La mobilité des managers vers l'étranger constitue un second terrain d'incertitude. L'articulation avec l'exit tax demeure irrésolue : deux lectures s'opposent, l'une fondant l'inclusion des gains MEP dans le champ de l'exit tax, l'autre l'excluant en raison de leur nature foncièrement salariale - cette dernière paraissant plus conforme à l'économie générale du système, mais laissant ouvertes des questions essentielles sur le traitement ultérieur des gains lors de leur réalisation effective (V. § 41). Seule une clarification légale, assimilant le départ de France à une disposition théorique des titres et cristallisant l'assiette imposable tout en reportant le fait générateur, permettrait de résoudre ces impasses - même si de nombreux angles morts subsisteraient dans un tel système (V. § 63). L'articulation avec le régime de l'expatriation soulève quant à elle des interrogations non résolues, notamment sur la prise en compte du gain MEP salaires dans le calcul du plafond de l'exonération partielle - question d'autant plus aiguë que la doctrine administrative retient une définition de la rémunération plus restrictive en matière d'impatriation qu'en matière d'expatriation (V. § 69).
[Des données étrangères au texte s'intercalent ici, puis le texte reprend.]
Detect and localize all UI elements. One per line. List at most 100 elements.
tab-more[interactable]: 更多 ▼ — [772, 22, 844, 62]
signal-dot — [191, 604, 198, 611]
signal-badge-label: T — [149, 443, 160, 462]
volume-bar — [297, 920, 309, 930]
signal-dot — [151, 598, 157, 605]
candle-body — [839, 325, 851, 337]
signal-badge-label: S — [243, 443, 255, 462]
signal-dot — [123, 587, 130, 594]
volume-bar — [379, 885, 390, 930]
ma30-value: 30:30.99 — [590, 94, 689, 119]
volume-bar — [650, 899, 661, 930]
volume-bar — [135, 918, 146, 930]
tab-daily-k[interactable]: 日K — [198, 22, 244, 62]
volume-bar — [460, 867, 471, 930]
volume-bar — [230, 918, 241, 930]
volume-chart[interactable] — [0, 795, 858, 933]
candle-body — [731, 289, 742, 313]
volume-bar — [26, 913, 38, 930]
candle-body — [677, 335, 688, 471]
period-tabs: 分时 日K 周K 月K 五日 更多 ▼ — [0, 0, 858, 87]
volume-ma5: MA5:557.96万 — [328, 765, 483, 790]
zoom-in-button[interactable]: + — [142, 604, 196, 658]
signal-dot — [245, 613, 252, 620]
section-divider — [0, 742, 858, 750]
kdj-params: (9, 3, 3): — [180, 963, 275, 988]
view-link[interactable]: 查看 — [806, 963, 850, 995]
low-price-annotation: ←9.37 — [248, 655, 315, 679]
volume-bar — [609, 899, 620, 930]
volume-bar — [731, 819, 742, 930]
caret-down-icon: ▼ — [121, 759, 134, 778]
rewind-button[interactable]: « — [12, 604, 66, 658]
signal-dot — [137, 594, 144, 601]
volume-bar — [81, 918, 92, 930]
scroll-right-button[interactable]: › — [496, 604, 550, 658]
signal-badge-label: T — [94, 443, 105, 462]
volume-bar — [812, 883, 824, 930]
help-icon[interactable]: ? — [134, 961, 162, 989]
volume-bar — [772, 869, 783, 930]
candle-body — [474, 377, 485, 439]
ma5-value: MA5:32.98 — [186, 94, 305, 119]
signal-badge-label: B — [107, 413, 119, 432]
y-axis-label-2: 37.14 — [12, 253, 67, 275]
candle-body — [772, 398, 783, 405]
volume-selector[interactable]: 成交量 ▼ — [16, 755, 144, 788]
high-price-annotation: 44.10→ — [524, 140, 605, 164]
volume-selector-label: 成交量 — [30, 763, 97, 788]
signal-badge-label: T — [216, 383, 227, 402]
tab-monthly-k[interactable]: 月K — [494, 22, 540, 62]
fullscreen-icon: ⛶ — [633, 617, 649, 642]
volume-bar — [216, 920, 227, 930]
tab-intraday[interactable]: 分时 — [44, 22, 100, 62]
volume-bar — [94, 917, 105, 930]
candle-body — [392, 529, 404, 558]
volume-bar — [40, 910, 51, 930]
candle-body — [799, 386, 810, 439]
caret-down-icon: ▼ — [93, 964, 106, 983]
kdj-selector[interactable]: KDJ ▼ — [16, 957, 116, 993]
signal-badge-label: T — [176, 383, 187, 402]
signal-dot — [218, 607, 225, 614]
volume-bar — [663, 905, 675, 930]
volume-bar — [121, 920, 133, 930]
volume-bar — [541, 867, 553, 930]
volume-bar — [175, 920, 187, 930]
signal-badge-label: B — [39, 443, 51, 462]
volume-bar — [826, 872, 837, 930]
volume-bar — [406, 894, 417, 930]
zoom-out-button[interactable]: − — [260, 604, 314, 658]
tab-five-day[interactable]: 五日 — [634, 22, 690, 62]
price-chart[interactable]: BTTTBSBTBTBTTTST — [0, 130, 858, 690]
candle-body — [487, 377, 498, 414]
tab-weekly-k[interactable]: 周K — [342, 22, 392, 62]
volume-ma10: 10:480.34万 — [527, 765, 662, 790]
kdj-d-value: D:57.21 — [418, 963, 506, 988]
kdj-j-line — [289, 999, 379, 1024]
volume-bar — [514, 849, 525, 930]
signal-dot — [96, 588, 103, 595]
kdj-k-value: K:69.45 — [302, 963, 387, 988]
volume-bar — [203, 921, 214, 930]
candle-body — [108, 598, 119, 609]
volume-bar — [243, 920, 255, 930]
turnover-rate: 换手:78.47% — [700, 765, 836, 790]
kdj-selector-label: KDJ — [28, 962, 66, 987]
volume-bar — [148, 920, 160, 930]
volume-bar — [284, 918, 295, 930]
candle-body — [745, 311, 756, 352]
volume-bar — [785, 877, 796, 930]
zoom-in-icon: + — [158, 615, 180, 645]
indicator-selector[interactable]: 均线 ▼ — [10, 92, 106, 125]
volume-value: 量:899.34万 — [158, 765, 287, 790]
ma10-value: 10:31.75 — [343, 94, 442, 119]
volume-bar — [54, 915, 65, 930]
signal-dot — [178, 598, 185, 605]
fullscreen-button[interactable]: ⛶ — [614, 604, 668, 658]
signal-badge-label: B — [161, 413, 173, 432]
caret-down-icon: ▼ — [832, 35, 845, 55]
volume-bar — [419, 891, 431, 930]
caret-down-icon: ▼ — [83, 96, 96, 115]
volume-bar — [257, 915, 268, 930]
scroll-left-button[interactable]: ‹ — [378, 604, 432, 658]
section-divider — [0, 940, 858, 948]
L'installation en France de managers étrangers soulève enfin la question du cumul avec le régime des impatriés. La difficulté centrale tient à la confrontation entre la nature hybride du gain MEP et la logique catégorielle du régime. Pour le gain MEP salaires, la doctrine administrative exclut de la notion de rémunération servant de base aux exonérations les sommes issues de certains dispositifs d'intéressement - une exclusion dont les fondements législatifs apparaissent incertains au regard des travaux parlementaires, et qui pourrait priver les impatriés d'un cumul potentiellement avantageux avec la prime d'impatriation et la prime d'expatriation (V. § 80 et 93). Pour le gain MEP plus-value afférent à des titres étrangers, la question du cumul avec l'exonération à hauteur de 50 % des revenus passifs étrangers reste elle aussi en suspens, deux interprétations textuelles pouvant être défendues (V. § 89).
Au terme de cette analyse, un constat s'impose : le nouveau régime, conçu pour le territoire national, se révèle insuffisamment armé pour affronter les complexités de la mobilité internationale. Entre lacunes normatives, risques de double imposition et incertitudes doctrinales, seules des interventions conjuguées du législateur et de l'administration fiscale permettront de conférer au dispositif la sécurité juridique qu'exige la réalité économique contemporaine.